My original post on how to get my training plan sorted raised a lot of questions:
- what is lactate threshold, and why is it important?
- what are you gibbering about Phil? It's clear to everyone that you're talking s***
- where's the last pie gone?
Now, I don't mean I'll be looking at your personal one.
I have no idea who you are or what your personal threshold is.
I'm talking generally. Stop reading too much into it!
As you all know, I'm male, so I'm not really that bothered about why something does something.

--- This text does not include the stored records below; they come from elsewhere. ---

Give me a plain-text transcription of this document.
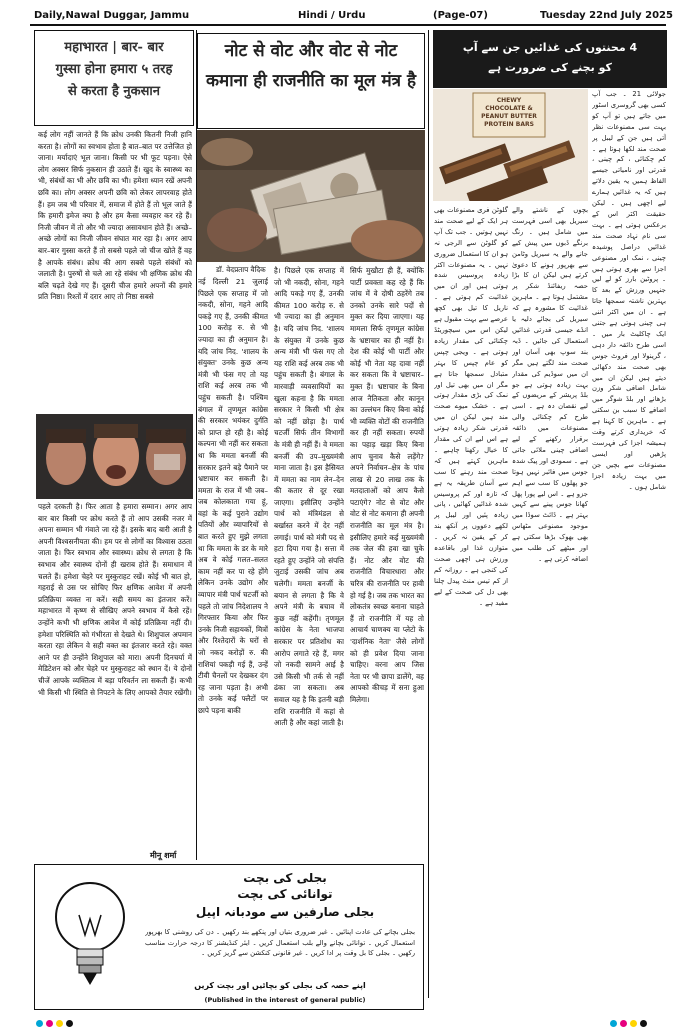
Daily,Nawal Duggar, Jammu	Hindi / Urdu	(Page-07)	Tuesday 22nd July 2025
महाभारत | बार- बार
गुस्सा होना हमारा ५ तरह
से करता है नुकसान
कई लोग नहीं जानते हैं कि क्रोध उनकी कितनी निजी हानि करता है। लोगों का स्वभाव होता है बात–बात पर उत्तेजित हो जाना। मर्यादाएं भूल जाना। किसी पर भी फूट पड़ना। ऐसे लोग अक्सर सिर्फ नुकसान ही उठाते हैं। खुद के स्वास्थ्य का भी, संबंधों का भी और छवि का भी। हमेशा ध्यान रखें अपनी छवि का। लोग अक्सर अपनी छवि को लेकर लापरवाह होते हैं। हम जब भी परिवार में, समाज में होते हैं तो भूल जाते हैं कि हमारी इमेज क्या है और हम कैसा व्यवहार कर रहे हैं। निजी जीवन में तो और भी ज्यादा असावधान होते हैं। अच्छे–अच्छे लोगों का निजी जीवन संघात मार रहा है। अगर आप बार–बार गुस्सा करते हैं तो सबसे पहले जो चीज खोते हैं वह है आपके संबंध। क्रोध की आग सबसे पहले संबंधों को जलाती है। पुरुषों से चले आ रहे संबंध भी क्षणिक क्रोध की बलि चढ़ते देखे गए हैं। दूसरी चीज हमारे अपनों की हमारे प्रति निष्ठा। रिश्तों में दरार आए तो निष्ठा सबसे
पहले दरकती है। फिर आता है हमारा सम्मान। अगर आप बार बार किसी पर क्रोध करते हैं तो आप उसकी नजर में अपना सम्मान भी गंवाते जा रहे हैं। इसके बाद बारी आती है अपनी विश्वसनीयता की। हम पर से लोगों का विश्वास उठता जाता है। फिर स्वभाव और स्वास्थ्य। क्रोध से लगता है कि स्वभाव और स्वास्थ्य दोनों ही खराब होते हैं। समाधान में चलते हैं। हमेशा चेहरे पर मुस्कुराहट रखें। कोई भी बात हो, गहराई से उस पर सोचिए फिर क्षणिक आवेश में अपनी प्रतिक्रिया व्यक्त ना करें। सही समय का इंतजार करें। महाभारत में कृष्ण से सीखिए अपने स्वभाव में कैसे रहें। उन्होंने कभी भी क्षणिक आवेश में कोई प्रतिक्रिया नहीं दी। हमेशा परिस्थिति को गंभीरता से देखते थे। शिशुपाल अपमान करता रहा लेकिन वे सही वक्त का इंतजार करते रहे। वक्त आने पर ही उन्होंने शिशुपाल को मारा। अपनी दिनचर्या में मेडिटेशन को और चेहरे पर मुस्कुराहट को स्थान दें। ये दोनों चीजें आपके व्यक्तित्व में बड़ा परिवर्तन ला सकती हैं। कभी भी किसी भी स्थिति से निपटने के लिए आपको तैयार रखेंगी।
मीनू शर्मा
नोट से वोट और वोट से नोट कमाना ही राजनीति का मूल मंत्र है
डॉ. वेदप्रताप वैदिक
नई दिल्ली 21 जुलाई पिछले एक सप्ताह में जो नकदी, सोना, गहने आदि पकड़े गए हैं, उनकी कीमत 100 करोड़ रु. से भी ज्यादा का ही अनुमान है। यदि जांच निद. 'शालय के संयुक्त' उनके कुछ अन्य मंत्री भी फंस गए तो यह राशि कई अरब तक भी पहुंच सकती है। पश्चिम बंगाल में तृणमूल कांग्रेस की सरकार भयंकर दुर्गति को प्राप्त हो रही है। कोई कल्पना भी नहीं कर सकता था कि ममता बनर्जी की सरकार इतने बड़े पैमाने पर भ्रष्टाचार कर सकती है। ममता के राज में भी जब–जब कोलकाता गया हूं, वहां के कई पुराने उद्योग पतियों और व्यापारियों से बात करते हुए मुझे लगता था कि ममता के डर के मारे अब वे कोई गलत–सलत काम नहीं कर पा रहे होंगे लेकिन उनके उद्योग और व्यापार मंत्री पार्थ चटर्जी को पहले तो जांच निदेशालय ने गिरफ्तार किया और फिर उनके निजी सहायकों, मित्रों और रिश्तेदारों के घरों से जो नकद करोड़ों रु. की राशियां पकड़ी गई हैं, उन्हें टीवी चैनलों पर देखकर दंग रह जाना पड़ता है। अभी तो उनके कई फ्लैटों पर छापे पड़ना बाकी
है। पिछले एक सप्ताह में जो भी नकदी, सोना, गहने आदि पकड़े गए हैं, उनकी कीमत 100 करोड़ रु. से भी ज्यादा का ही अनुमान है। यदि जांच निद. 'शालय के संयुक्त में उनके कुछ अन्य मंत्री भी फंस गए तो यह राशि कई अरब तक भी पहुंच सकती है। बंगाल के मारवाड़ी व्यवसायियों का खुला कहना है कि ममता सरकार ने किसी भी क्षेत्र को नहीं छोड़ा है। पार्थ चटर्जी सिर्फ तीन विभागों के मंत्री ही नहीं हैं। वे ममता बनर्जी की उप–मुख्यमंत्री माना जाता है। इस हैसियत में ममता का नाम लेन–देन की कतार से दूर रखा जाएगा। इसीलिए उन्होंने पार्थ को मंत्रिमंडल से बर्खास्त करने में देर नहीं लगाई। पार्थ को मंत्री पद से हटा दिया गया है। सत्ता में रहते हुए उन्होंने जो संपत्ति जुटाई उसकी जांच अब चलेगी। ममता बनर्जी के बयान से लगता है कि वे अपने मंत्री के बचाव में कुछ नहीं कहेंगी। तृणमूल कांग्रेस के नेता भाजपा सरकार पर प्रतिशोध का आरोप लगाते रहे हैं, मगर जो नकदी सामने आई है उसे किसी भी तर्क से नहीं ढंका जा सकता। अब सवाल यह है कि इतनी बड़ी राशि राजनीति में कहां से आती है और कहां जाती है।
सिर्फ मुखौटा ही हैं, क्योंकि पार्टी प्रवक्ता कह रहे हैं कि जांच में वे दोषी ठहरेंगे तब उनको उनके सारे पदों से मुक्त कर दिया जाएगा। यह मामला सिर्फ तृणमूल कांग्रेस के भ्रष्टाचार का ही नहीं है। देश की कोई भी पार्टी और कोई भी नेता यह दावा नहीं कर सकता कि वे भ्रष्टाचार–मुक्त हैं। भ्रष्टाचार के बिना आज नैतिकता और कानून का उल्लंघन किए बिना कोई भी व्यक्ति वोटों की राजनीति कर ही नहीं सकता। रुपयों का पहाड़ खड़ा किए बिना आप चुनाव कैसे लड़ेंगे? अपने निर्वाचन–क्षेत्र के पांच लाख से 20 लाख तक के मतदाताओं को आप कैसे पटाएंगे? नोट से वोट और वोट से नोट कमाना ही अपनी राजनीति का मूल मंत्र है। इसीलिए हमारे कई मुख्यमंत्री तक जेल की हवा खा चुके हैं। नोट और वोट की राजनीति विचारधारा और चरित्र की राजनीति पर हावी हो गई है। जब तक भारत का लोकतंत्र स्वच्छ बनाना चाहते हैं तो राजनीति में यह तो आचार्य चाणक्य या प्लेटो के 'दार्शनिक नेता' जैसे लोगों को ही प्रवेश दिया जाना चाहिए। वरना आप जिस नेता पर भी छापा डालेंगे, वह आपको कीचड़ में सना हुआ मिलेगा।
4 محنتوں کی غذائیں جن سے آپ
کو بچنے کی ضرورت ہے
CHEWY CHOCOLATE & PEANUT BUTTER PROTEIN BARS
جولائی 21 ۔ جب آپ کسی بھی گروسری اسٹور میں جاتے ہیں تو آپ کو بہت سی مصنوعات نظر آتی ہیں جن کے لیبل پر صحت مند لکھا ہوتا ہے ۔ کم چکنائی ، کم چینی ، قدرتی اور نامیاتی جیسے الفاظ ہمیں یہ یقین دلاتے ہیں کہ یہ غذائیں ہمارے لیے اچھی ہیں ۔ لیکن حقیقت اکثر اس کے برعکس ہوتی ہے ۔ بہت سی نام نہاد صحت مند غذائیں دراصل پوشیدہ چینی ، نمک اور مصنوعی اجزا سے بھری ہوتی ہیں ۔ پروٹین بارز کو لے لیں جنہیں ورزش کے بعد کا بہترین ناشتہ سمجھا جاتا ہے ۔ ان میں اکثر اتنی ہی چینی ہوتی ہے جتنی ایک چاکلیٹ بار میں ۔ اسی طرح ذائقہ دار دہی ، گرینولا اور فروٹ جوس بھی صحت مند دکھائی دیتے ہیں لیکن ان میں شامل اضافی شکر وزن بڑھانے اور بلڈ شوگر میں اضافے کا سبب بن سکتی ہے ۔ ماہرین کا کہنا ہے کہ خریداری کرتے وقت ہمیشہ اجزا کی فہرست پڑھیں اور ایسی مصنوعات سے بچیں جن میں بہت زیادہ اجزا شامل ہوں ۔
بچوں کے ناشتے والے سیریل بھی اسی فہرست میں شامل ہیں ۔ رنگ برنگے ڈبوں میں پیش کیے جانے والے یہ سیریل وٹامن سے بھرپور ہونے کا دعویٰ کرتے ہیں لیکن ان کا بڑا حصہ ریفائنڈ شکر پر مشتمل ہوتا ہے ۔ ماہرین غذائیت کا مشورہ ہے کہ سیریل کی بجائے دلیہ یا انڈے جیسی قدرتی غذائیں استعمال کی جائیں ۔ ڈبہ بند سوپ بھی آسان اور صحت مند لگتے ہیں مگر ان میں سوڈیم کی مقدار بہت زیادہ ہوتی ہے جو بلڈ پریشر کے مریضوں کے لیے نقصان دہ ہے ۔ اسی طرح کم چکنائی والی مصنوعات میں ذائقہ برقرار رکھنے کے لیے اضافی چینی ملائی جاتی ہے ۔ سمودی اور پیک شدہ جوس میں فائبر نہیں ہوتا جو پھلوں کا سب سے اہم جزو ہے ۔ اس لیے پورا پھل کھانا جوس پینے سے کہیں بہتر ہے ۔ ڈائٹ سوڈا میں موجود مصنوعی مٹھاس بھی بھوک بڑھا سکتی ہے اور میٹھے کی طلب میں اضافہ کرتی ہے ۔
گلوٹن فری مصنوعات بھی ہر ایک کے لیے صحت مند نہیں ہوتیں ۔ جب تک آپ کو گلوٹن سے الرجی نہ ہو ان کا استعمال ضروری نہیں ۔ یہ مصنوعات اکثر زیادہ پروسیس شدہ ہوتی ہیں اور ان میں غذائیت کم ہوتی ہے ۔ ناریل کا تیل بھی کچھ عرصے سے بہت مقبول ہے لیکن اس میں سیچوریٹڈ چکنائی کی مقدار زیادہ ہوتی ہے ۔ ویجی چپس کو عام چپس کا بہتر متبادل سمجھا جاتا ہے مگر ان میں بھی تیل اور نمک کی بڑی مقدار ہوتی ہے ۔ خشک میوے صحت مند ہیں لیکن ان میں قدرتی شکر زیادہ ہوتی ہے اس لیے ان کی مقدار کا خیال رکھنا چاہیے ۔ ماہرین کہتے ہیں کہ صحت مند رہنے کا سب سے آسان طریقہ یہ ہے کہ تازہ اور کم پروسیس شدہ غذائیں کھائیں ، پانی زیادہ پئیں اور لیبل پر لکھے دعووں پر آنکھ بند کر کے یقین نہ کریں ۔ متوازن غذا اور باقاعدہ ورزش ہی اچھی صحت کی کنجی ہے ۔ روزانہ کم از کم تیس منٹ پیدل چلنا بھی دل کی صحت کے لیے مفید ہے ۔
بجلی کی بچت
توانائی کی بچت
بجلی صارفین سے مودبانہ اپیل
بجلی بچانے کی عادت اپنائیں ۔ غیر ضروری بتیاں اور پنکھے بند رکھیں ۔ دن کی روشنی کا بھرپور استعمال کریں ۔ توانائی بچانے والے بلب استعمال کریں ۔ ایئر کنڈیشنر کا درجہ حرارت مناسب رکھیں ۔ بجلی کا بل وقت پر ادا کریں ۔ غیر قانونی کنکشن سے گریز کریں ۔
اپنے حصہ کی بجلی کو بچائیں اور بچت کریں
(Published in the interest of general public)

I just need to know if it's important, and how can I make it better.
I could go on about by products of carbohydrate metabolism, increased number of mitochondria, aerobic enzyme activity etc but I don't think you'd care.
Or at least I don't, and I'm writing this, so deal with it.
Basically, lactate comes from your muscles. The more you work them, the more is produce. Once
you get a certain level of lactate (your LT) your body can't get rid of it, and it accumulates, especially if you're doing something for longer than 30 mins.
Once it then gets to a certain level it starts to bugger around with how you produce energy so you have to slow down.
LT training helps to increase the level at which your body can't cope with the lactate being produced, and the best way to do this is to run at your current LT or slightly faster for a continuous run.
That just begs the question, what the hell is my LT?
Now, despite being a scientist, I'm not allowed a lab for insurance purposes, so a blood test to accurately work out the level simply isn't gonna happen.
The DIY way is to work out the pace you'd run an hour long race. You then just need to use that pace as a benchmark to get your LT level up. You'd do this during mid length runs of 8 or so miles, and you'd build up the pace so about half of the total distance is at this kind of pace.
So, just need to slip a few of them into training and the jobs a good one!